The annual Hajj rituals that came to an end a week ago in Mecca, Saudi Arabia, saw a reported participation of some 2 million pilgrims this year from all around the Muslim world. In mid to late August, as pilgrims got to Mecca, reports of acute illness started appearing in small, mostly local publications, despite the massive epidemic-like nature of the illness.
Here’s a brief summary of the reports of deaths and illness that made news in some online publications.
Vanguard reported on September 5th that 14 Nigerians had died by September 4 when the Hajj had concluded a few days ago. But the number of sick Nigerians stood at a terrifying 18000 patients! The local Saudi Health sources in charge of the treatment were cited saying the affected cases were of exhaustion, dehydration, and in some cases heart stroke because of scorching heat.

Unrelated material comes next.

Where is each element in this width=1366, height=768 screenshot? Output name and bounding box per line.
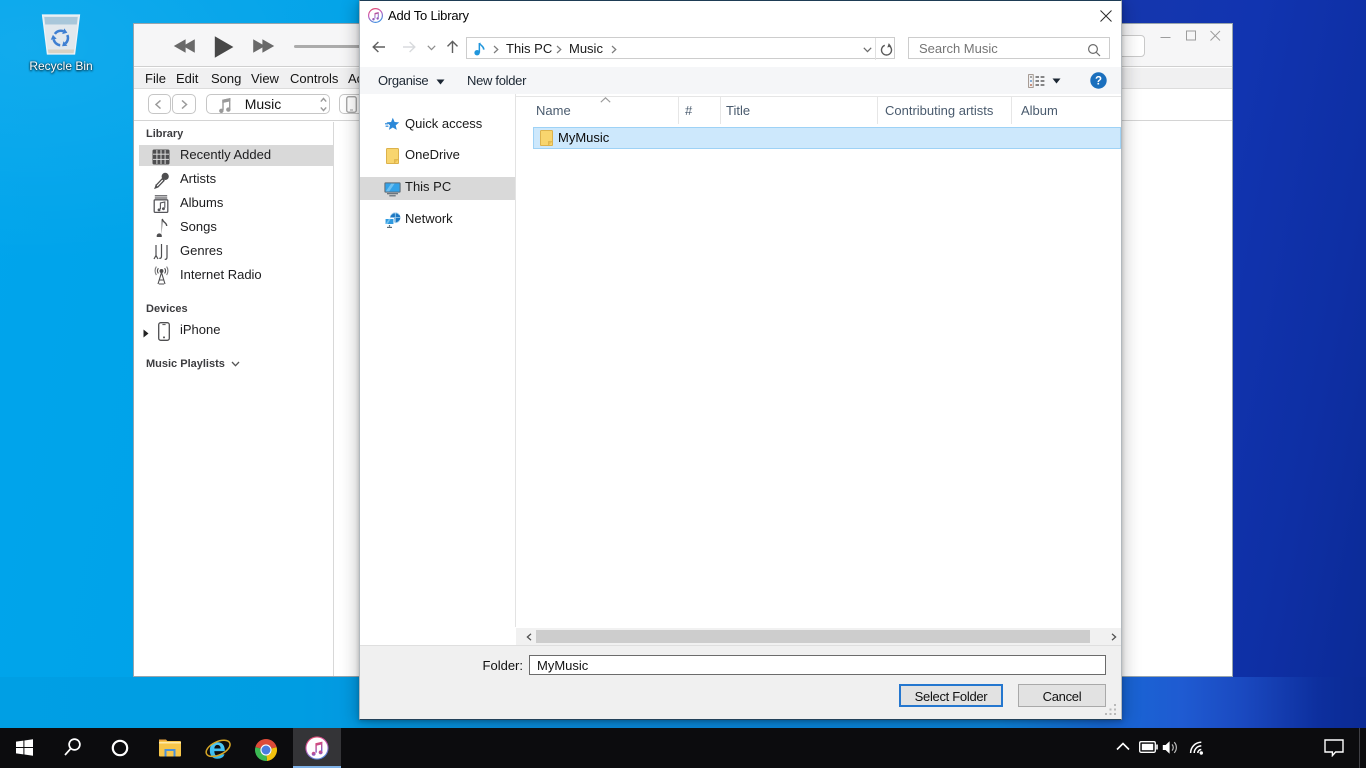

Dozens of Egyptian pilgrims fell dead in Saudi Arabia during 2017 Hajj. The numbers kept climbing each day until September 7 when Xinhua reported the death toll of Egyptian pilgrims has reached 67. The deaths of the latest two dead were attributed to “heart attacks and breathing failures.” The latest report from Egypt is a brief saying the number of deaths has reached 75. No cause or details are provided about the new cases of death.
The latest story about Hajj 2017 in Pakistan Today tells that at least 78 Pakistani pilgrims died this year in Saudi Arabia. The post cites Dunya News, a private TV channel, saying the deceased died of “natural causes.”
BDnews24 reported on August 23 that to date 23 Bangladeshi pilgrims had died in Saudi Arabia this year. No details were provided in the report.
Besides these numbers, local publications from other countries also have published about a few of their country’s pilgrims dying in Saudi Arabia while staying there for this year’s Hajj. In some of these stories, especially about the Nigerians, the mention of a sickness affecting thousands should have come as a cause of great attention over public health concerns; yet mainstream media across the world has assumed a complete and doubt-raising quiet over it.
It is worth mentioning that the Middle East Respiratory Syndrome (MERS) continues to affect Saudis and visitors to the kingdom while also being exported out to other countries. Last month, authorities in Hong Kong reportedly detained two Saudi visitors who showed symptoms of MERS and were kept in hospital for treatment until the disappearance of their symptoms.